FMaMIL: Frequency-Driven Mamba Multi-Instance Learning for Weakly Supervised Lesion Segmentation in Medical Images
This addresses the problem of costly pixel-level annotations for lesion segmentation in medical images, offering a practical solution for digital pathology applications, though it appears incremental as it builds on existing weakly supervised and Mamba-based methods.
The paper tackles weakly supervised lesion segmentation in histopathology images using only image-level labels, proposing FMaMIL, a two-stage framework that combines Mamba-based encoding with frequency-domain features and achieves state-of-the-art performance without pixel-level annotations.

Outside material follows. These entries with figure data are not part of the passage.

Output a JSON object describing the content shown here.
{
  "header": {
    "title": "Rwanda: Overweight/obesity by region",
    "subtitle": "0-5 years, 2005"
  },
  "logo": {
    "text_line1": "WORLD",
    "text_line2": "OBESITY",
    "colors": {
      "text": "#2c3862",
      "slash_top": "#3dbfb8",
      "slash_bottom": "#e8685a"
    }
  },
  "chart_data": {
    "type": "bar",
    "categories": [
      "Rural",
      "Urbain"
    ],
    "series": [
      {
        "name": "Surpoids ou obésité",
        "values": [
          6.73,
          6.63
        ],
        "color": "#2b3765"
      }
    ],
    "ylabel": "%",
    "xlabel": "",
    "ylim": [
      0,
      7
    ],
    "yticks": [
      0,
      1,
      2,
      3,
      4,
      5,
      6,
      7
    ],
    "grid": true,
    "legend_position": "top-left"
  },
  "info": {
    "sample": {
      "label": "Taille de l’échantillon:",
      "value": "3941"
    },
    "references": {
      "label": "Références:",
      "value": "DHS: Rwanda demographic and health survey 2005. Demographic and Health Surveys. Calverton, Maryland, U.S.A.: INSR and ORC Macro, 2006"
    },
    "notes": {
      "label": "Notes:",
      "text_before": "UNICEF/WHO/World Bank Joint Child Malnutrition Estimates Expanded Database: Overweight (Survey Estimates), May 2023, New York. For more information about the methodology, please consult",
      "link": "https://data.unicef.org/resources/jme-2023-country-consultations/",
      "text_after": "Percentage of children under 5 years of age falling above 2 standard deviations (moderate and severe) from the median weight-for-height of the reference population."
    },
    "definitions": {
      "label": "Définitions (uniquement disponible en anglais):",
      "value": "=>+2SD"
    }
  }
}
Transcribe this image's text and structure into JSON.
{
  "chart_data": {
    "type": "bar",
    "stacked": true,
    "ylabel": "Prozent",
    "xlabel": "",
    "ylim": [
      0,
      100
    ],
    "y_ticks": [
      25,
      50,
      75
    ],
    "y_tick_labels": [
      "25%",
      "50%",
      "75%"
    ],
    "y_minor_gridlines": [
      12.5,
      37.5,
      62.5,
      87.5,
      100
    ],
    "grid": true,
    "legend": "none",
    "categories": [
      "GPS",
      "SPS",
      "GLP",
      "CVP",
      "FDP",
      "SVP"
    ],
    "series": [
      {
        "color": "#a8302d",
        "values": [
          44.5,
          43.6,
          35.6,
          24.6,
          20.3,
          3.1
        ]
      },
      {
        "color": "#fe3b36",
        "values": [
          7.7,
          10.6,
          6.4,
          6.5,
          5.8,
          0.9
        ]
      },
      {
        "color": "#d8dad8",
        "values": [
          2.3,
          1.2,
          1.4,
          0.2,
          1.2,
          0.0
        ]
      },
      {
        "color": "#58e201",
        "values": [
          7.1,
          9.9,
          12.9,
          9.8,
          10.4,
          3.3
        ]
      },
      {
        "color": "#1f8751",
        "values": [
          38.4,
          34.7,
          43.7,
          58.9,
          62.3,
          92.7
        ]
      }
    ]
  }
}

Accurate lesion segmentation in histopathology images is essential for diagnostic interpretation and quantitative analysis, yet it remains challenging due to the limited availability of costly pixel-level annotations. To address this, we propose FMaMIL, a novel two-stage framework for weakly supervised lesion segmentation based solely on image-level labels. In the first stage, a lightweight Mamba-based encoder is introduced to capture long-range dependencies across image patches under the MIL paradigm. To enhance spatial sensitivity and structural awareness, we design a learnable frequency-domain encoding module that supplements spatial-domain features with spectrum-based information. CAMs generated in this stage are used to guide segmentation training. In the second stage, we refine the initial pseudo labels via a CAM-guided soft-label supervision and a self-correction mechanism, enabling robust training even under label noise. Extensive experiments on both public and private histopathology datasets demonstrate that FMaMIL outperforms state-of-the-art weakly supervised methods without relying on pixel-level annotations, validating its effectiveness and potential for digital pathology applications.